Bo jak inaczej reagować na walkę z dwutlenkiem węgla, który jest niezbędny do życia na naszej planecie? Jak walczyć z czymś marginalnym w procesie wpływu temperatury na klimat, skoro największym gazem cieplarnianym jest para wodna? Jak wreszcie nie śmiać się z faktu, że człowiek jest nikim we wszechświecie i nie może sterować klimatem jak klimatyzacją w aucie?
Religia cieplarniana miała swoje centrum w Brukseli i tak pozostało. Na podporządkowanie Unii Europejskiej nie godzili się najwięksi emitenci gazów cieplarnianych: Chiny, Indie, USA, Rosja, Australia, Kanada. Barack Obama był największą nadzieją ocieplanych. Gdy do władzy doszedł Donald Trump - mogą to być ich ostatnie chwile.

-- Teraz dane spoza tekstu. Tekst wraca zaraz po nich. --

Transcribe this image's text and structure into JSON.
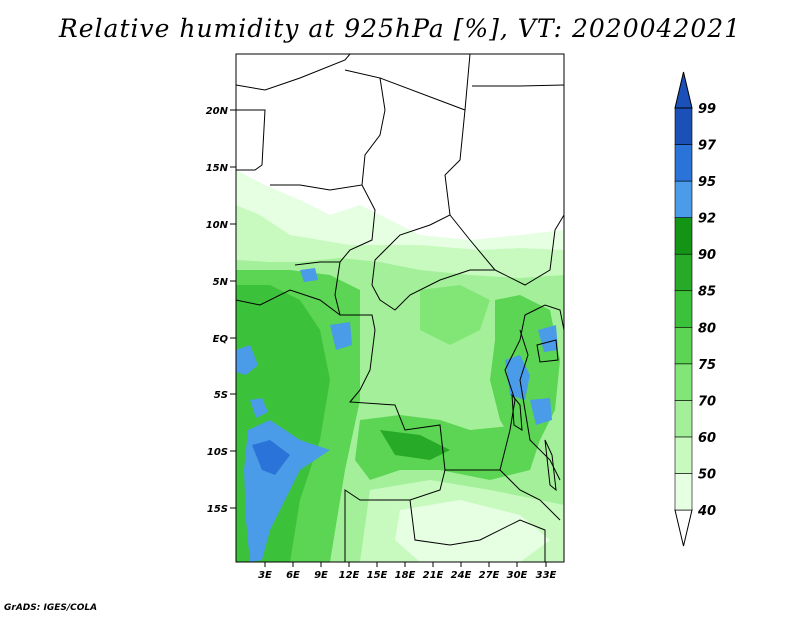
{
  "title": "Relative humidity at 925hPa [%], VT: 2020042021",
  "credit": "GrADS: IGES/COLA",
  "map": {
    "lat_labels": [
      "20N",
      "15N",
      "10N",
      "5N",
      "EQ",
      "5S",
      "10S",
      "15S"
    ],
    "lon_labels": [
      "3E",
      "6E",
      "9E",
      "12E",
      "15E",
      "18E",
      "21E",
      "24E",
      "27E",
      "30E",
      "33E"
    ]
  },
  "colorbar": {
    "levels": [
      "40",
      "50",
      "60",
      "70",
      "75",
      "80",
      "85",
      "90",
      "92",
      "95",
      "97",
      "99"
    ],
    "colors": [
      "#ffffff",
      "#e6ffe3",
      "#c8fac0",
      "#a4f09a",
      "#82e676",
      "#5cd454",
      "#3cc13a",
      "#27aa27",
      "#149414",
      "#4a9be8",
      "#2a73d8",
      "#1a50b8"
    ]
  }
}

Prezydent USA zapowiedział, że nie będzie płacił na zideologizowaną naukę i zamrozi fundusze na ten cel takim agencjom jak NASA. Kasy zabraknie także w Europie, bo są większe wydatki. Dlatego w krótkim czasie hipoteza ma szansę upaść.
Gdy zacznie brakować pieniędzy może się okazać, że ocieplenie klimatu ma charakter naturalny i wszyscy wrócą do uprawiania klasycznej nauki opartej nie na politycznych wytycznych, lecz na faktach i wiarygodnych danych.